Methods: Migration, invasion, and proliferation assays were performed on colorectal cancer (CRC) cell lines, including parental (SW480, SW620) and genetically modified variants (SW480+Vec, SW480+UCA1, SW620+shCtrl, SW620+shUCA1). Quantitative RT-PCR was used to measure the expression levels of UCA1, YAP1, Glut1, Fdft1, and MPC1. Immunofluorescence staining was conducted to analyze the localization of YAP1, Glut1, and MPC1 proteins. Glucose and lactate concentrations were measured to evaluate metabolic changes in CRC cells.

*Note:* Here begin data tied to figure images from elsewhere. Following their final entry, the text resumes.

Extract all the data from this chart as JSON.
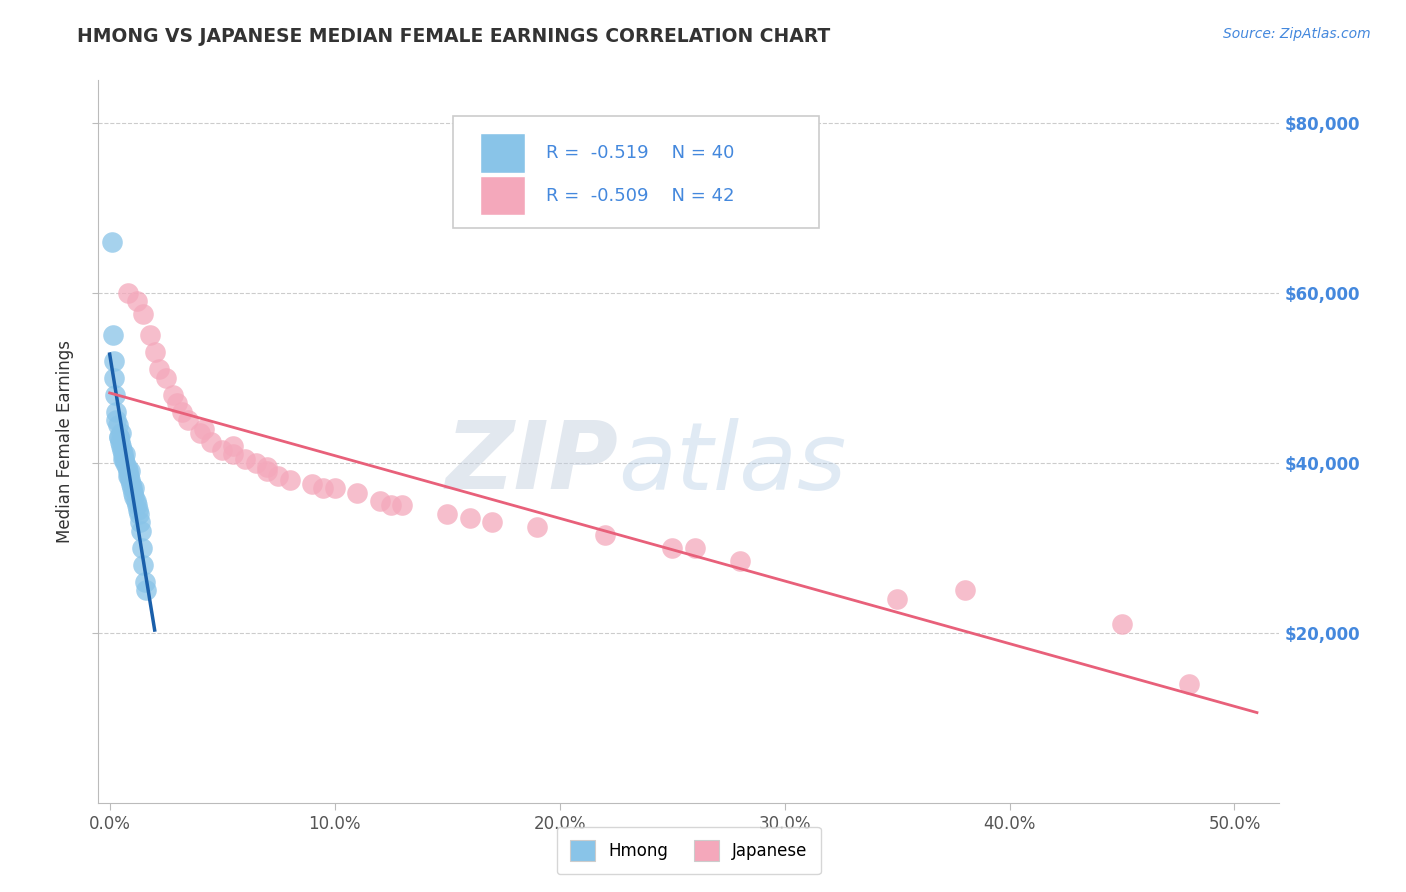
{
  "title": "HMONG VS JAPANESE MEDIAN FEMALE EARNINGS CORRELATION CHART",
  "source": "Source: ZipAtlas.com",
  "xlabel_ticks": [
    "0.0%",
    "10.0%",
    "20.0%",
    "30.0%",
    "40.0%",
    "50.0%"
  ],
  "xlabel_values": [
    0.0,
    10.0,
    20.0,
    30.0,
    40.0,
    50.0
  ],
  "ylabel_ticks": [
    "$20,000",
    "$40,000",
    "$60,000",
    "$80,000"
  ],
  "ylabel_values": [
    20000,
    40000,
    60000,
    80000
  ],
  "ylabel": "Median Female Earnings",
  "xmin": -0.5,
  "xmax": 52.0,
  "ymin": 0,
  "ymax": 85000,
  "hmong_R": -0.519,
  "hmong_N": 40,
  "japanese_R": -0.509,
  "japanese_N": 42,
  "hmong_color": "#89c4e8",
  "japanese_color": "#f4a8bb",
  "hmong_line_color": "#1a5faa",
  "japanese_line_color": "#e8607a",
  "hmong_scatter_x": [
    0.1,
    0.15,
    0.2,
    0.25,
    0.3,
    0.35,
    0.4,
    0.45,
    0.5,
    0.55,
    0.6,
    0.65,
    0.7,
    0.75,
    0.8,
    0.85,
    0.9,
    0.95,
    1.0,
    1.05,
    1.1,
    1.15,
    1.2,
    1.25,
    1.3,
    1.35,
    1.4,
    1.45,
    1.5,
    1.55,
    1.6,
    0.3,
    0.5,
    0.7,
    0.9,
    1.1,
    0.2,
    0.4,
    0.6,
    0.8
  ],
  "hmong_scatter_y": [
    66000,
    55000,
    52000,
    48000,
    46000,
    44500,
    43000,
    42500,
    42000,
    41500,
    41000,
    40500,
    40000,
    39500,
    39000,
    38500,
    38000,
    37500,
    37000,
    36500,
    36000,
    35500,
    35000,
    34500,
    34000,
    33000,
    32000,
    30000,
    28000,
    26000,
    25000,
    45000,
    43500,
    41000,
    39000,
    37000,
    50000,
    43000,
    40500,
    38500
  ],
  "japanese_scatter_x": [
    0.8,
    1.2,
    1.5,
    1.8,
    2.0,
    2.2,
    2.5,
    2.8,
    3.0,
    3.5,
    4.0,
    4.5,
    5.0,
    5.5,
    6.0,
    6.5,
    7.0,
    7.5,
    8.0,
    9.0,
    10.0,
    11.0,
    12.0,
    13.0,
    15.0,
    17.0,
    19.0,
    22.0,
    25.0,
    28.0,
    3.2,
    4.2,
    5.5,
    7.0,
    9.5,
    12.5,
    16.0,
    35.0,
    45.0,
    48.0,
    38.0,
    26.0
  ],
  "japanese_scatter_y": [
    60000,
    59000,
    57500,
    55000,
    53000,
    51000,
    50000,
    48000,
    47000,
    45000,
    43500,
    42500,
    41500,
    41000,
    40500,
    40000,
    39500,
    38500,
    38000,
    37500,
    37000,
    36500,
    35500,
    35000,
    34000,
    33000,
    32500,
    31500,
    30000,
    28500,
    46000,
    44000,
    42000,
    39000,
    37000,
    35000,
    33500,
    24000,
    21000,
    14000,
    25000,
    30000
  ],
  "watermark_zip": "ZIP",
  "watermark_atlas": "atlas",
  "background_color": "#ffffff",
  "grid_color": "#cccccc"
}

Results: The long noncoding RNA UCA1 showed significantly higher expression in the metastatic colorectal cancer (CRC) cell line SW620 compared to the oncogenic (non-metastatic) SW480 cell line. Along with elevated UCA1 levels, the expression of genes involved in glucose metabolism, such as Glut1, YAP1, and Fdft1, was also markedly higher in SW620 cells than in SW480 cells. At the same time, mitochondrial pyruvate carrier 1 (MPC1) was notably downregulated. To further explore this relationship, UCA1 was overexpressed in SW480 cells. This led to significantly increased expression of Glut1, YAP1, and Fdft1, suggesting that UCA1 regulates glucose metabolism. In line with the Warburg effect, where cancer cells limit mitochondrial pyruvate uptake even in the presence of oxygen, MPC1 expression was significantly reduced in metastatic SW620 cells compared to non-metastatic SW480 cells. Similarly, UCA1-overexpressing SW480 cells also showed a marked downregulation of MPC1, suggesting that UCA1 may directly or indirectly suppress MPC1 expression. Since MPC1 is essential for transporting pyruvate into mitochondria and supporting oxidative phosphorylation, its downregulation disrupts mitochondrial metabolism. This implies that MPC1 plays a key role in the Warburg effect and contributes to the metabolic reprogramming and progression of colorectal cancer.